Ringrazio per il servizio che avete messo a disposizione di tutti e Vi saluto cordialmente

R:  I tre files vanno mantenuti separati, così come li hai scaricati.

La disputa sulla necessità/opportunità di firmare i documenti digitali oggetto della notificazione nasce non dal DL 90/14  né dalla legge di conversione, quanto piuttosto dalla novella dell’art. 18 DM 44/2011 introdotta con il DM 48/2013. Il tenore letterale di tale norma, soprattutto se confrontato con il vecchio art. 18, farebbe propendere per l’insussistenza dell’obbligo di firmare gli allegati alla notifica via p.e.c..  Questa è una delle tesi ed è quella che riscuote maggiori crediti tra i miei Colleghi esperti di PCT.
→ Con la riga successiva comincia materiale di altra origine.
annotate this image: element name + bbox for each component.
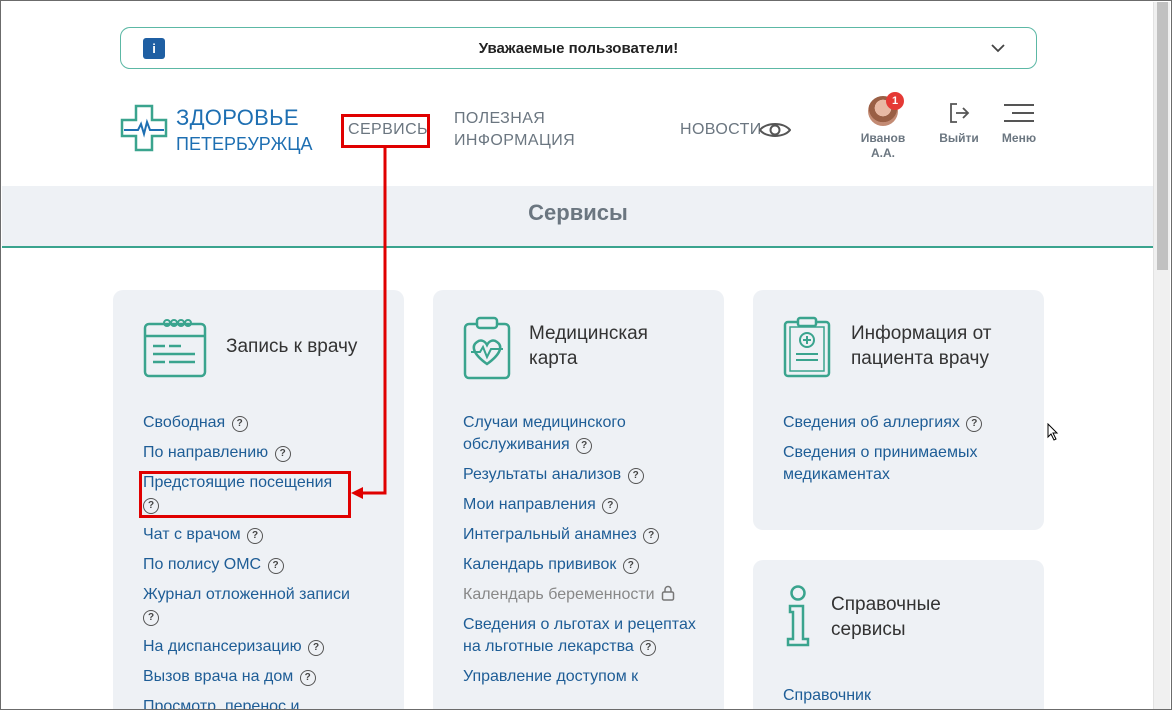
site-logo[interactable]: ЗДОРОВЬЕ ПЕТЕРБУРЖЦА — [120, 104, 320, 154]
link-free-appointment[interactable]: Свободная ? — [143, 412, 390, 434]
link-medical-cases-label: Случаи медицинского обслуживания — [463, 414, 626, 453]
link-dispensary-label: На диспансеризацию — [143, 638, 302, 655]
browser-viewport: i Уважаемые пользователи! ЗДОРОВЬЕ ПЕТЕР… — [0, 0, 1172, 710]
card-patient-info-title-line2: пациента врачу — [851, 348, 989, 369]
help-icon[interactable]: ? — [143, 610, 159, 626]
logout-icon — [950, 103, 970, 123]
link-home-visit-label: Вызов врача на дом — [143, 668, 294, 685]
menu-label: Меню — [1001, 131, 1037, 145]
card-reference-services-title: Справочные сервисы — [831, 592, 941, 642]
link-deferred-journal[interactable]: Журнал отложенной записи? — [143, 584, 390, 628]
logout-button[interactable]: Выйти — [935, 101, 983, 145]
info-i-icon — [786, 585, 810, 647]
link-view-reschedule[interactable]: Просмотр, перенос и — [143, 696, 390, 709]
link-home-visit[interactable]: Вызов врача на дом ? — [143, 666, 390, 688]
help-icon[interactable]: ? — [247, 528, 264, 544]
logo-line-2: ПЕТЕРБУРЖЦА — [176, 134, 313, 154]
card-reference-services-title-line2: сервисы — [831, 619, 906, 640]
link-dispensary[interactable]: На диспансеризацию ? — [143, 636, 390, 658]
link-integral-anamnesis-label: Интегральный анамнез — [463, 526, 637, 543]
user-name-line2: А.А. — [871, 146, 895, 160]
link-vaccination-calendar[interactable]: Календарь прививок ? — [463, 554, 710, 576]
help-icon[interactable]: ? — [622, 558, 639, 574]
help-icon[interactable]: ? — [602, 498, 619, 514]
notice-banner[interactable]: i Уважаемые пользователи! — [120, 27, 1037, 69]
page-title: Сервисы — [528, 200, 628, 225]
link-doctor-chat-label: Чат с врачом — [143, 526, 241, 543]
user-profile[interactable]: 1 Иванов А.А. — [853, 92, 913, 161]
link-oms-policy[interactable]: По полису ОМС ? — [143, 554, 390, 576]
help-icon[interactable]: ? — [576, 438, 593, 454]
link-test-results-label: Результаты анализов — [463, 466, 622, 483]
link-deferred-journal-label: Журнал отложенной записи — [143, 586, 350, 603]
link-directory[interactable]: Справочник — [783, 685, 1030, 707]
card-reference-services-title-line1: Справочные — [831, 594, 941, 615]
notice-text: Уважаемые пользователи! — [478, 40, 679, 57]
logout-label: Выйти — [939, 131, 979, 145]
medical-clipboard-icon — [783, 316, 831, 378]
link-medical-cases[interactable]: Случаи медицинского обслуживания ? — [463, 412, 710, 456]
link-allergies-label: Сведения об аллергиях — [783, 414, 960, 431]
clipboard-heart-icon — [463, 316, 511, 380]
calendar-list-icon — [143, 319, 207, 378]
lock-icon — [661, 585, 675, 601]
user-name: Иванов А.А. — [853, 131, 913, 161]
link-medications[interactable]: Сведения о принимаемых медикаментах — [783, 442, 1030, 486]
card-patient-info-title: Информация от пациента врачу — [851, 321, 991, 371]
help-icon[interactable]: ? — [308, 640, 325, 656]
link-oms-policy-label: По полису ОМС — [143, 556, 262, 573]
link-test-results[interactable]: Результаты анализов ? — [463, 464, 710, 486]
highlight-upcoming-visits — [139, 471, 351, 518]
nav-useful-info[interactable]: ПОЛЕЗНАЯ ИНФОРМАЦИЯ — [454, 108, 575, 152]
logo-cross-icon — [120, 104, 168, 152]
card-medical-record: Медицинская карта Случаи медицинского об… — [433, 290, 724, 709]
help-icon[interactable]: ? — [231, 416, 248, 432]
user-name-line1: Иванов — [860, 131, 906, 145]
eye-icon[interactable] — [759, 121, 791, 139]
help-icon[interactable]: ? — [299, 670, 316, 686]
link-integral-anamnesis[interactable]: Интегральный анамнез ? — [463, 524, 710, 546]
card-patient-info: Информация от пациента врачу Сведения об… — [753, 290, 1044, 530]
card-reference-services: Справочные сервисы Справочник — [753, 560, 1044, 709]
help-icon[interactable]: ? — [643, 528, 660, 544]
card-patient-info-title-line1: Информация от — [851, 323, 992, 344]
link-by-referral[interactable]: По направлению ? — [143, 442, 390, 464]
link-by-referral-label: По направлению — [143, 444, 269, 461]
nav-news[interactable]: НОВОСТИ — [680, 119, 762, 141]
link-my-referrals[interactable]: Мои направления ? — [463, 494, 710, 516]
menu-button[interactable]: Меню — [996, 101, 1042, 145]
mouse-cursor-icon — [1047, 423, 1059, 441]
nav-useful-info-line2: ИНФОРМАЦИЯ — [454, 132, 576, 149]
link-benefits-prescriptions-label: Сведения о льготах и рецептах на льготны… — [463, 616, 696, 655]
scrollbar-thumb[interactable] — [1157, 2, 1168, 270]
help-icon[interactable]: ? — [640, 640, 657, 656]
card-medical-record-title-line2: карта — [529, 348, 578, 369]
avatar: 1 — [868, 92, 904, 126]
help-icon[interactable]: ? — [966, 416, 983, 432]
link-allergies[interactable]: Сведения об аллергиях ? — [783, 412, 1030, 434]
vertical-scrollbar[interactable] — [1153, 2, 1170, 709]
card-medical-record-title-line1: Медицинская — [529, 323, 648, 344]
chevron-down-icon[interactable] — [990, 40, 1006, 56]
help-icon[interactable]: ? — [274, 446, 291, 462]
link-benefits-prescriptions[interactable]: Сведения о льготах и рецептах на льготны… — [463, 614, 710, 658]
link-access-management[interactable]: Управление доступом к — [463, 666, 710, 688]
link-my-referrals-label: Мои направления — [463, 496, 596, 513]
link-free-appointment-label: Свободная — [143, 414, 226, 431]
notification-badge: 1 — [886, 92, 904, 110]
page-title-band: Сервисы — [2, 186, 1154, 248]
highlight-services — [341, 114, 430, 148]
logo-line-1: ЗДОРОВЬЕ — [176, 105, 299, 130]
card-medical-record-title: Медицинская карта — [529, 321, 648, 371]
link-pregnancy-calendar-label: Календарь беременности — [463, 586, 655, 603]
help-icon[interactable]: ? — [627, 468, 644, 484]
card-appointment-title: Запись к врачу — [226, 336, 358, 357]
help-icon[interactable]: ? — [267, 558, 284, 574]
hamburger-icon — [1004, 104, 1034, 122]
link-vaccination-calendar-label: Календарь прививок — [463, 556, 617, 573]
link-pregnancy-calendar: Календарь беременности — [463, 584, 710, 606]
nav-useful-info-line1: ПОЛЕЗНАЯ — [454, 110, 546, 127]
link-doctor-chat[interactable]: Чат с врачом ? — [143, 524, 390, 546]
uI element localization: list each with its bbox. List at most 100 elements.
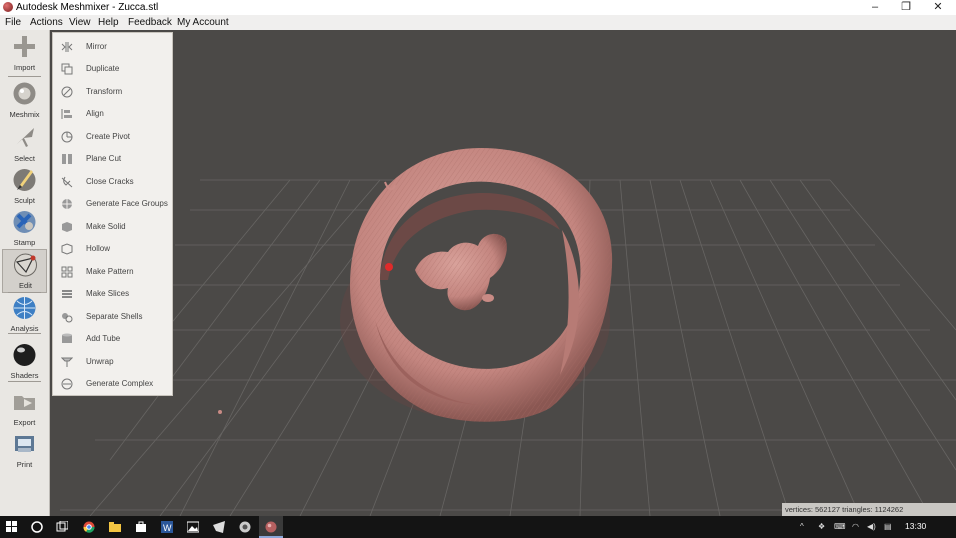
close-button[interactable]: ✕	[923, 0, 953, 15]
task-view-button[interactable]	[50, 516, 74, 538]
shaders-tool[interactable]: Shaders	[2, 340, 47, 384]
app-button[interactable]	[207, 516, 231, 538]
word-button[interactable]: W	[155, 516, 179, 538]
meshmix-sphere-icon	[13, 82, 36, 105]
taskbar-clock[interactable]: 13:30	[905, 521, 926, 531]
analysis-label: Analysis	[10, 324, 39, 333]
toolbar-divider	[8, 333, 41, 334]
title-bar: Autodesk Meshmixer - Zucca.stl – ❐ ✕	[0, 0, 956, 15]
analysis-globe-icon	[13, 297, 36, 319]
slices-icon	[62, 290, 72, 298]
menu-item-create-pivot[interactable]: Create Pivot	[53, 126, 172, 148]
menu-item-hollow[interactable]: Hollow	[53, 238, 172, 260]
menu-item-label: Align	[86, 109, 104, 118]
pivot-icon	[61, 131, 73, 143]
menu-item-label: Make Slices	[86, 289, 130, 298]
menu-item-label: Close Cracks	[86, 177, 134, 186]
store-button[interactable]	[129, 516, 153, 538]
volume-icon[interactable]: ◀)	[867, 522, 876, 531]
menu-file[interactable]: File	[5, 16, 21, 29]
menu-feedback[interactable]: Feedback	[128, 16, 172, 29]
menu-view[interactable]: View	[69, 16, 91, 29]
menu-item-generate-face-groups[interactable]: Generate Face Groups	[53, 193, 172, 215]
minimize-button[interactable]: –	[860, 0, 890, 15]
meshmix-tool[interactable]: Meshmix	[2, 79, 47, 123]
menu-item-plane-cut[interactable]: Plane Cut	[53, 148, 172, 170]
align-icon	[61, 109, 72, 119]
menu-item-make-slices[interactable]: Make Slices	[53, 283, 172, 305]
complex-icon	[61, 378, 73, 390]
stamp-icon	[13, 211, 36, 233]
stamp-tool[interactable]: Stamp	[2, 207, 47, 251]
menu-item-label: Transform	[86, 87, 123, 96]
stamp-label: Stamp	[13, 238, 36, 247]
menu-item-transform[interactable]: Transform	[53, 81, 172, 103]
printer-icon	[15, 436, 34, 452]
face-groups-icon	[62, 199, 72, 209]
menu-item-label: Plane Cut	[86, 154, 122, 163]
menu-item-unwrap[interactable]: Unwrap	[53, 351, 172, 373]
select-tool[interactable]: Select	[2, 123, 47, 167]
analysis-tool[interactable]: Analysis	[2, 293, 47, 337]
file-explorer-icon	[109, 522, 121, 532]
toolbar-divider	[8, 76, 41, 77]
menu-item-close-cracks[interactable]: Close Cracks	[53, 171, 172, 193]
edit-sphere-icon	[14, 253, 37, 277]
app-icon	[213, 521, 225, 533]
wifi-icon[interactable]: ◠	[852, 522, 859, 531]
print-tool[interactable]: Print	[2, 429, 47, 473]
menu-item-mirror[interactable]: Mirror	[53, 36, 172, 58]
start-button[interactable]	[0, 516, 24, 538]
menu-help[interactable]: Help	[98, 16, 119, 29]
duplicate-icon	[61, 63, 73, 75]
mirror-icon	[61, 42, 73, 52]
main-toolbar: Import Meshmix Select Sculpt Stamp Edit …	[0, 30, 50, 516]
menu-item-add-tube[interactable]: Add Tube	[53, 328, 172, 350]
file-explorer-button[interactable]	[103, 516, 127, 538]
start-icon	[6, 521, 17, 532]
hollow-icon	[61, 243, 73, 255]
browser-button[interactable]	[233, 516, 257, 538]
windows-taskbar: W ^ ❖ ⌨ ◠ ◀) ▤ 13:30	[0, 516, 956, 538]
shader-ball-icon	[13, 344, 36, 366]
menu-item-align[interactable]: Align	[53, 103, 172, 125]
unwrap-icon	[61, 357, 73, 367]
chevron-up-icon[interactable]: ^	[800, 522, 804, 531]
menu-item-label: Make Solid	[86, 222, 126, 231]
sculpt-label: Sculpt	[14, 196, 35, 205]
menu-item-make-pattern[interactable]: Make Pattern	[53, 261, 172, 283]
photos-button[interactable]	[181, 516, 205, 538]
menu-item-label: Make Pattern	[86, 267, 134, 276]
restore-button[interactable]: ❐	[891, 0, 921, 15]
make-solid-icon	[62, 222, 72, 232]
ime-icon[interactable]: ⌨	[834, 522, 846, 531]
cortana-icon	[31, 521, 43, 533]
brush-icon	[13, 169, 36, 191]
tube-icon	[62, 333, 72, 343]
viewport-scene	[60, 148, 956, 516]
menu-item-duplicate[interactable]: Duplicate	[53, 58, 172, 80]
sculpt-tool[interactable]: Sculpt	[2, 165, 47, 209]
dropbox-icon[interactable]: ❖	[818, 522, 825, 531]
chrome-button[interactable]	[77, 516, 101, 538]
menu-my-account[interactable]: My Account	[177, 16, 229, 29]
cortana-button[interactable]	[25, 516, 49, 538]
menu-item-separate-shells[interactable]: Separate Shells	[53, 306, 172, 328]
export-tool[interactable]: Export	[2, 387, 47, 431]
menu-item-label: Create Pivot	[86, 132, 131, 141]
menu-item-label: Separate Shells	[86, 312, 143, 321]
menu-item-make-solid[interactable]: Make Solid	[53, 216, 172, 238]
menu-actions[interactable]: Actions	[30, 16, 63, 29]
mesh-stats: vertices: 562127 triangles: 1124262	[782, 503, 956, 516]
menu-item-generate-complex[interactable]: Generate Complex	[53, 373, 172, 395]
edit-tool[interactable]: Edit	[2, 249, 47, 293]
import-tool[interactable]: Import	[2, 32, 47, 76]
plane-cut-icon	[62, 154, 72, 164]
notification-icon[interactable]: ▤	[884, 522, 892, 531]
3d-viewport[interactable]	[50, 30, 956, 516]
menu-item-label: Generate Face Groups	[86, 199, 168, 208]
meshmixer-taskbar-button[interactable]	[259, 516, 283, 538]
pattern-icon	[61, 266, 73, 278]
edit-label: Edit	[19, 281, 32, 290]
select-label: Select	[14, 154, 35, 163]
L’altra tesi (che continuo a sostenere) è che gli allegati vadano sottoscritti in quanto la sottoscrizione stessa è parte del procedimento di attestazione di conformità, per quanto l’attestazione sia contenuta nella relata di notifica che va a sua volta sottoscritta.

Il punto è che le regole tecniche ex art. 71 Dlt 82/2005 sui documenti informatici non sono state ancora approvate e giacciono ancora in bozza in attesa di regole che parrebbero in corso di formazione in sede comunitaria. Se leggi l’art. 6 di tale bozza noterai che esso avrebbe fatto maggiore chiarezza (si fa per dire) al riguardo, ma tant’è.

Conclusivamente, io suggerisco ancora di sottoscrivere gli allegati, se non altro per ragioni prudenziali.

Quanto al discorso sui  “duplicati”, quello che scarichi da pst non costituisce “duplicato” in senso stretto.

Se per tale si intende un documento digitale caratterizzato dalla stessa sequenza di bit rispetto all’originale, basta considerare che il documento che la norma considera “equivalente” all’originale, memorizzato sui sistemi informatici del Min. Giustizia è firmato digitalmente (dal Cancelliere, dal Magistrato o dall’Avvocato), mentre quello che scarichi da pst è quantomeno privato della firma.  Quindi non si parla in tali casi di duplicati ed il problema della firma in fase di notifica continua a porsi.